Attorneys involved in the first degree murder case against George Huguely were in court Thursday afternoon, battling it out over motions that have been filed.

Huguely's lawyers had petitioned the court to allow his family members, who might want to testify on his behalf at sentencing, be allowed to sit in on the trial and record statements for any penalty phase if the former men's lacrosse player at the University of Virginia is convicted for his former girlfriend's death.    

Commonwealth's Attorney Dave Chapman called the defense request preposterous.    

Virginia code allows family members to be present for both parts of the case, the guilt phase and sentencing, but not to attend the former and testify at the latter.    

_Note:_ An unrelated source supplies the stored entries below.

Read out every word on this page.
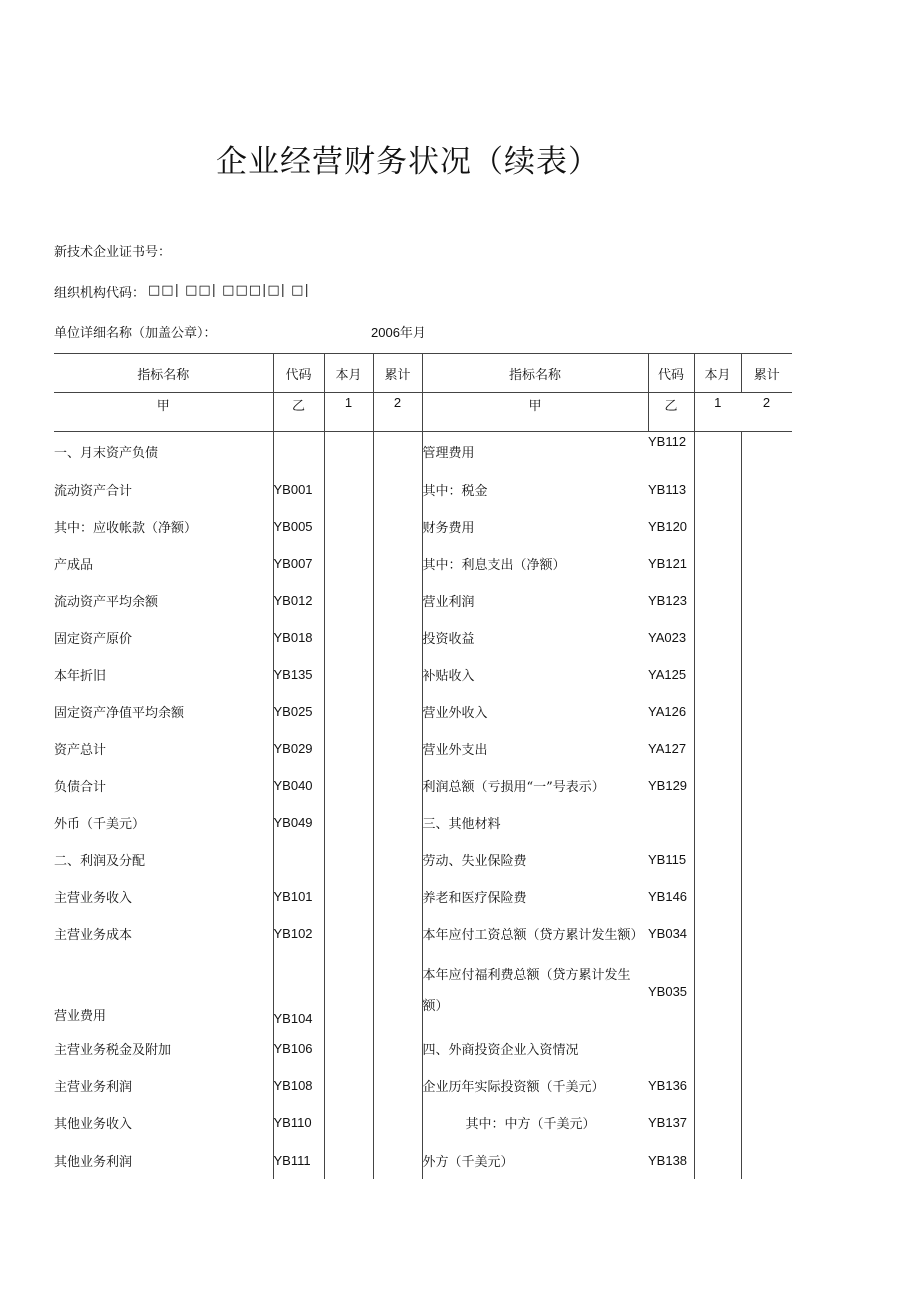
企业经营财务状况（续表）
新技术企业证书号：
组织机构代码： □□| □□| □□□|□| □|
单位详细名称（加盖公章）：	2006年月
指标名称	代码	本月	累计	指标名称	代码	本月	累计
甲	乙	1	2	甲	乙	1	2
一、月末资产负债				管理费用	YB112		
流动资产合计	YB001			其中：税金	YB113		
其中：应收帐款（净额）	YB005			财务费用	YB120		
产成品	YB007			其中：利息支出（净额）	YB121		
流动资产平均余额	YB012			营业利润	YB123		
固定资产原价	YB018			投资收益	YA023		
本年折旧	YB135			补贴收入	YA125		
固定资产净值平均余额	YB025			营业外收入	YA126		
资产总计	YB029			营业外支出	YA127		
负债合计	YB040			利润总额（亏损用“一”号表示）	YB129		
外币（千美元）	YB049			三、其他材料			
二、利润及分配				劳动、失业保险费	YB115		
主营业务收入	YB101			养老和医疗保险费	YB146		
主营业务成本	YB102			本年应付工资总额（贷方累计发生额）	YB034		
营业费用	YB104			本年应付福利费总额（贷方累计发生
额）	YB035		
主营业务税金及附加	YB106			四、外商投资企业入资情况			
主营业务利润	YB108			企业历年实际投资额（千美元）	YB136		
其他业务收入	YB110			其中：中方（千美元）	YB137		
其他业务利润	YB111			外方（千美元）	YB138		
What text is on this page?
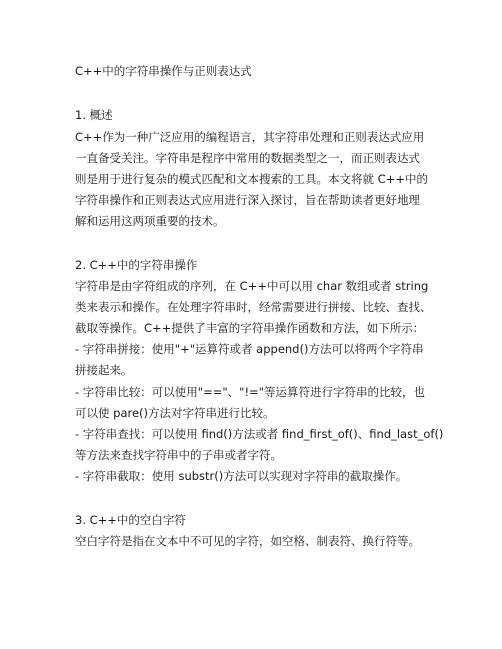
C++中的字符串操作与正则表达式
1. 概述
C++作为一种广泛应用的编程语言，其字符串处理和正则表达式应用
一直备受关注。字符串是程序中常用的数据类型之一，而正则表达式
则是用于进行复杂的模式匹配和文本搜索的工具。本文将就 C++中的
字符串操作和正则表达式应用进行深入探讨，旨在帮助读者更好地理
解和运用这两项重要的技术。
2. C++中的字符串操作
字符串是由字符组成的序列，在 C++中可以用 char 数组或者 string
类来表示和操作。在处理字符串时，经常需要进行拼接、比较、查找、
截取等操作。C++提供了丰富的字符串操作函数和方法，如下所示：
- 字符串拼接：使用"+"运算符或者 append()方法可以将两个字符串
拼接起来。
- 字符串比较：可以使用"=="、"!="等运算符进行字符串的比较，也
可以使 pare()方法对字符串进行比较。
- 字符串查找：可以使用 find()方法或者 find_first_of()、find_last_of()
等方法来查找字符串中的子串或者字符。
- 字符串截取：使用 substr()方法可以实现对字符串的截取操作。
3. C++中的空白字符
空白字符是指在文本中不可见的字符，如空格、制表符、换行符等。
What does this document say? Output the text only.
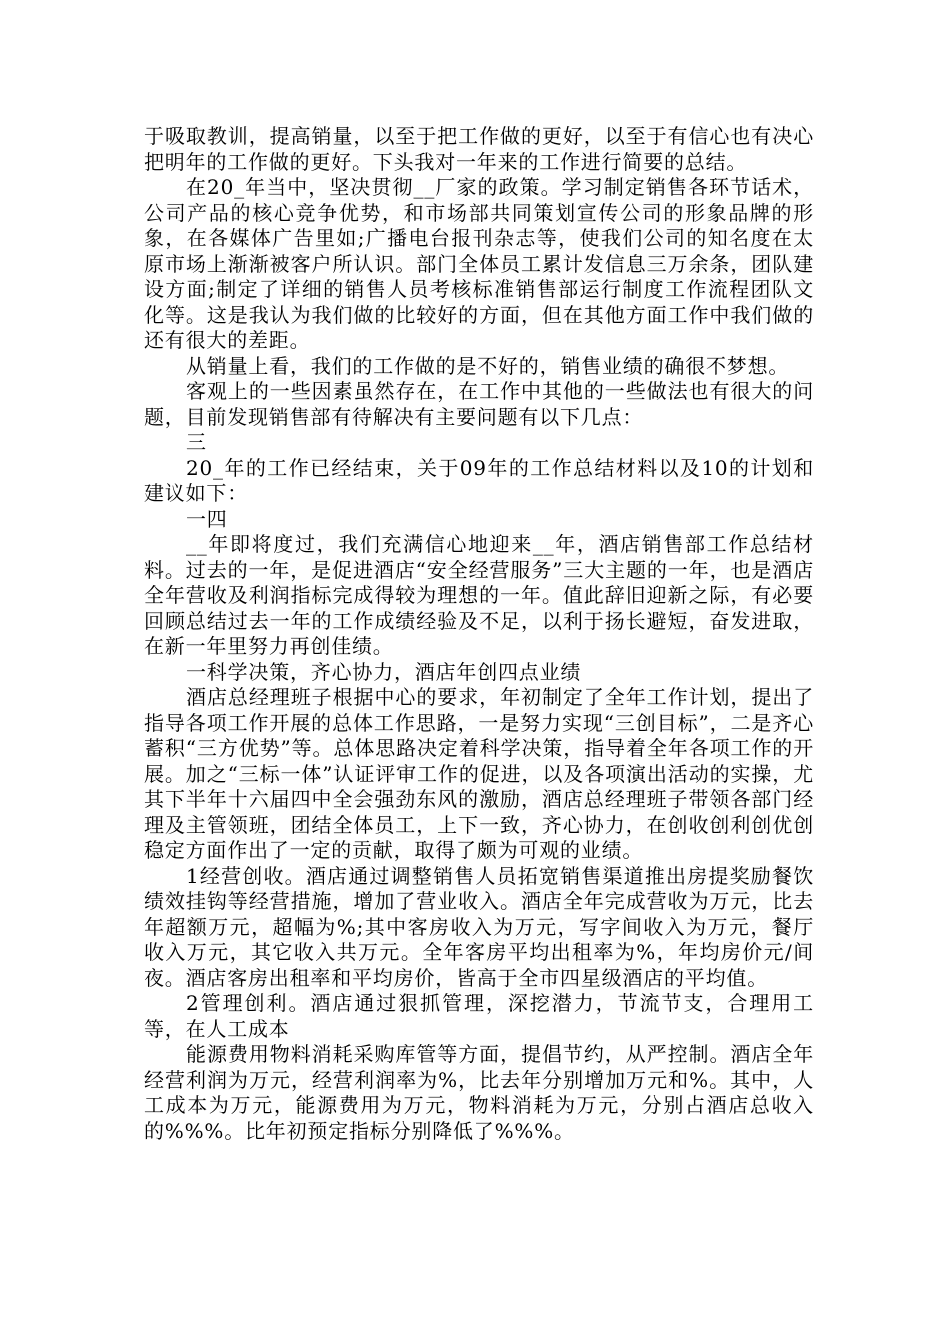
于吸取教训，提高销量，以至于把工作做的更好，以至于有信心也有决心把明年的工作做的更好。下头我对一年来的工作进行简要的总结。

在20_年当中，坚决贯彻__厂家的政策。学习制定销售各环节话术，公司产品的核心竞争优势，和市场部共同策划宣传公司的形象品牌的形象，在各媒体广告里如;广播电台报刊杂志等，使我们公司的知名度在太原市场上渐渐被客户所认识。部门全体员工累计发信息三万余条，团队建设方面;制定了详细的销售人员考核标准销售部运行制度工作流程团队文化等。这是我认为我们做的比较好的方面，但在其他方面工作中我们做的还有很大的差距。

从销量上看，我们的工作做的是不好的，销售业绩的确很不梦想。

客观上的一些因素虽然存在，在工作中其他的一些做法也有很大的问题，目前发现销售部有待解决有主要问题有以下几点：

三

20_年的工作已经结束，关于09年的工作总结材料以及10的计划和建议如下：

一四

__年即将度过，我们充满信心地迎来__年，酒店销售部工作总结材料。过去的一年，是促进酒店“安全经营服务”三大主题的一年，也是酒店全年营收及利润指标完成得较为理想的一年。值此辞旧迎新之际，有必要回顾总结过去一年的工作成绩经验及不足，以利于扬长避短，奋发进取，在新一年里努力再创佳绩。

一科学决策，齐心协力，酒店年创四点业绩

酒店总经理班子根据中心的要求，年初制定了全年工作计划，提出了指导各项工作开展的总体工作思路，一是努力实现“三创目标”，二是齐心蓄积“三方优势”等。总体思路决定着科学决策，指导着全年各项工作的开展。加之“三标一体”认证评审工作的促进，以及各项演出活动的实操，尤其下半年十六届四中全会强劲东风的激励，酒店总经理班子带领各部门经理及主管领班，团结全体员工，上下一致，齐心协力，在创收创利创优创稳定方面作出了一定的贡献，取得了颇为可观的业绩。

1经营创收。酒店通过调整销售人员拓宽销售渠道推出房提奖励餐饮绩效挂钩等经营措施，增加了营业收入。酒店全年完成营收为万元，比去年超额万元，超幅为%;其中客房收入为万元，写字间收入为万元，餐厅收入万元，其它收入共万元。全年客房平均出租率为%，年均房价元/间夜。酒店客房出租率和平均房价，皆高于全市四星级酒店的平均值。

2管理创利。酒店通过狠抓管理，深挖潜力，节流节支，合理用工等，在人工成本

能源费用物料消耗采购库管等方面，提倡节约，从严控制。酒店全年经营利润为万元，经营利润率为%，比去年分别增加万元和%。其中，人工成本为万元，能源费用为万元，物料消耗为万元，分别占酒店总收入的%%%。比年初预定指标分别降低了%%%。
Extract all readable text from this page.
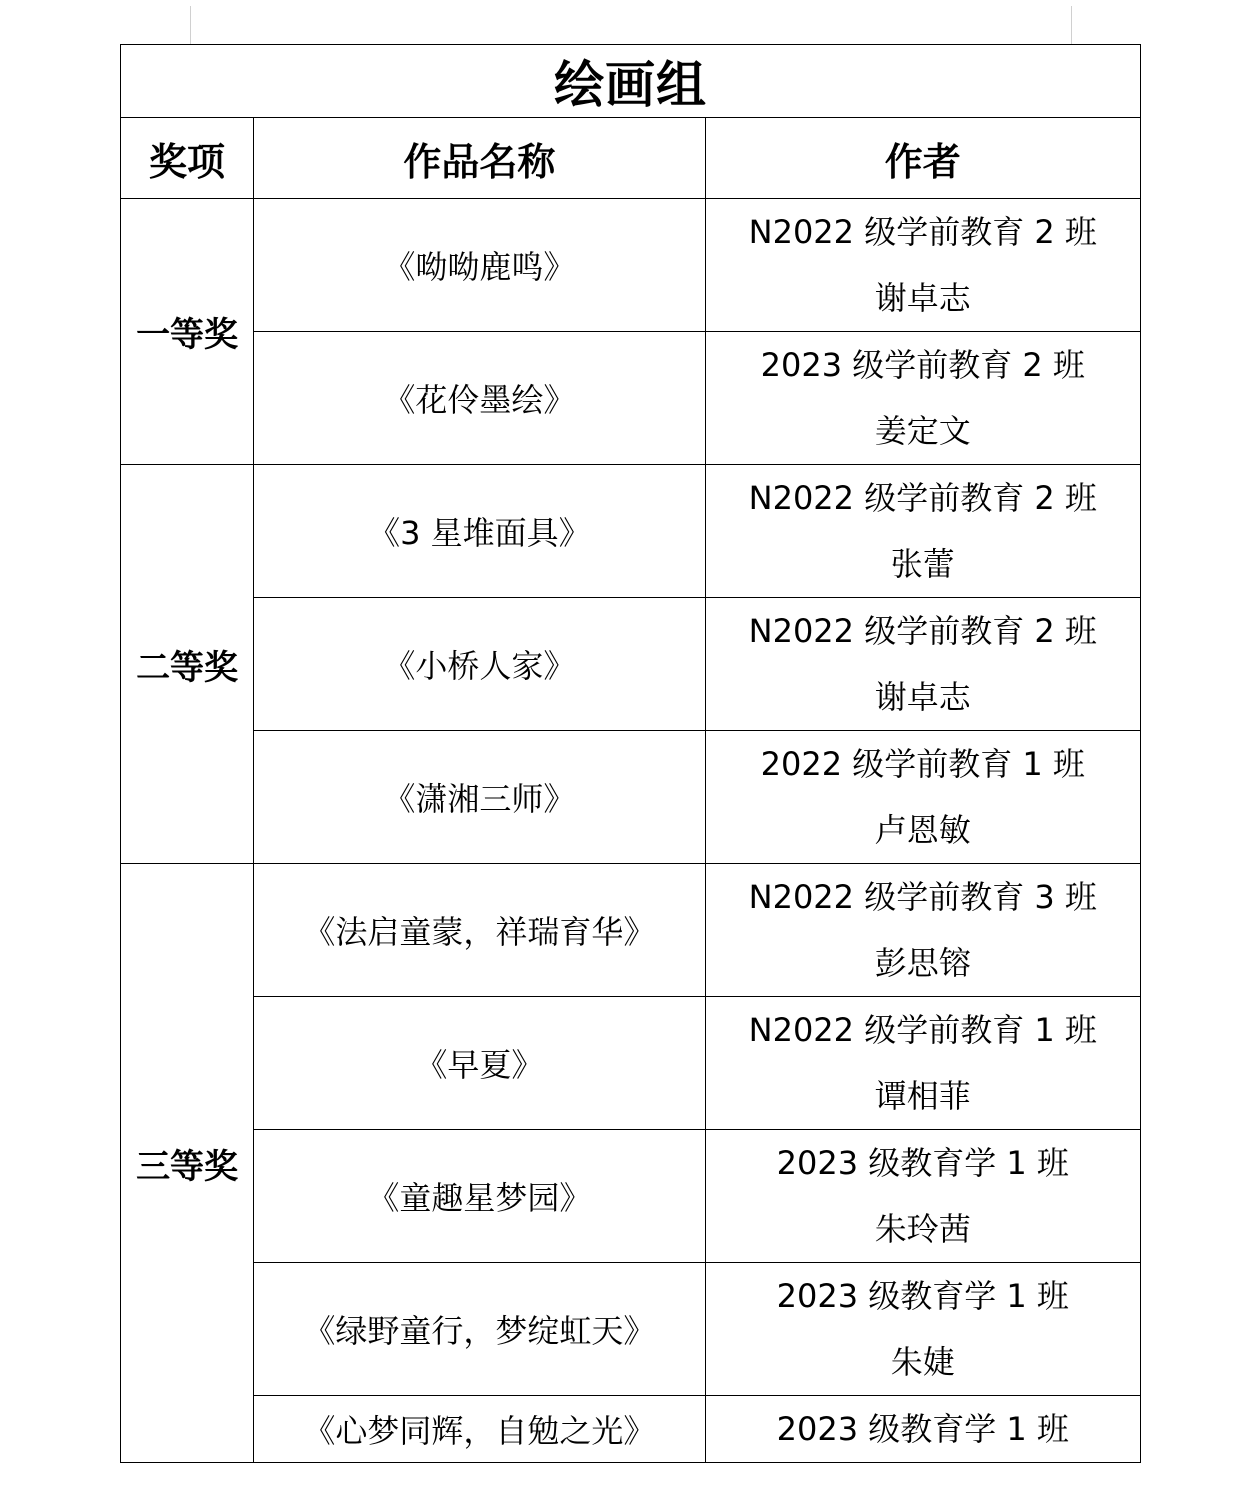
绘画组		
奖项	作品名称	作者
一等奖	《呦呦鹿鸣》	N2022 级学前教育 2 班
谢卓志

	《花伶墨绘》	2023 级学前教育 2 班
姜定文

二等奖	《3 星堆面具》	N2022 级学前教育 2 班
张蕾

	《小桥人家》	N2022 级学前教育 2 班
谢卓志

	《潇湘三师》	2022 级学前教育 1 班
卢恩敏

三等奖	《法启童蒙，祥瑞育华》	N2022 级学前教育 3 班
彭思镕

	《早夏》	N2022 级学前教育 1 班
谭相菲

	《童趣星梦园》	2023 级教育学 1 班
朱玲茜

	《绿野童行，梦绽虹天》	2023 级教育学 1 班
朱婕

	《心梦同辉，自勉之光》	2023 级教育学 1 班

Defense attorney Fran Lawrence had hoped to split that difference, in what Charlottesville Circuit Court Judge Edward Hogshire acknowledged was a creative argument, by proposing Huguely family members record their statements for the jury to consider during sentencing before the trial itself began.    

Chapman objected saying the one-sided recordings would be hearsay evidence and he'd have no way to cross examine a family member who was speaking as a character witness on George Huguely's behalf.     

Late Thursday afternoon Hogshire refused the defense request, saying Huguely's mom, dad, sister or anyone else would have to choose to be at the trial or testify at sentencing, but not both, and if they spoke at sentencing, to do so in-person.    

Hogshire told the court that the rules of evidence would never be so relaxed as to allow for what the defense was requesting.

George Huguely is charged with killing University of Virginia lacrosse player Yeardley Love in May 2010.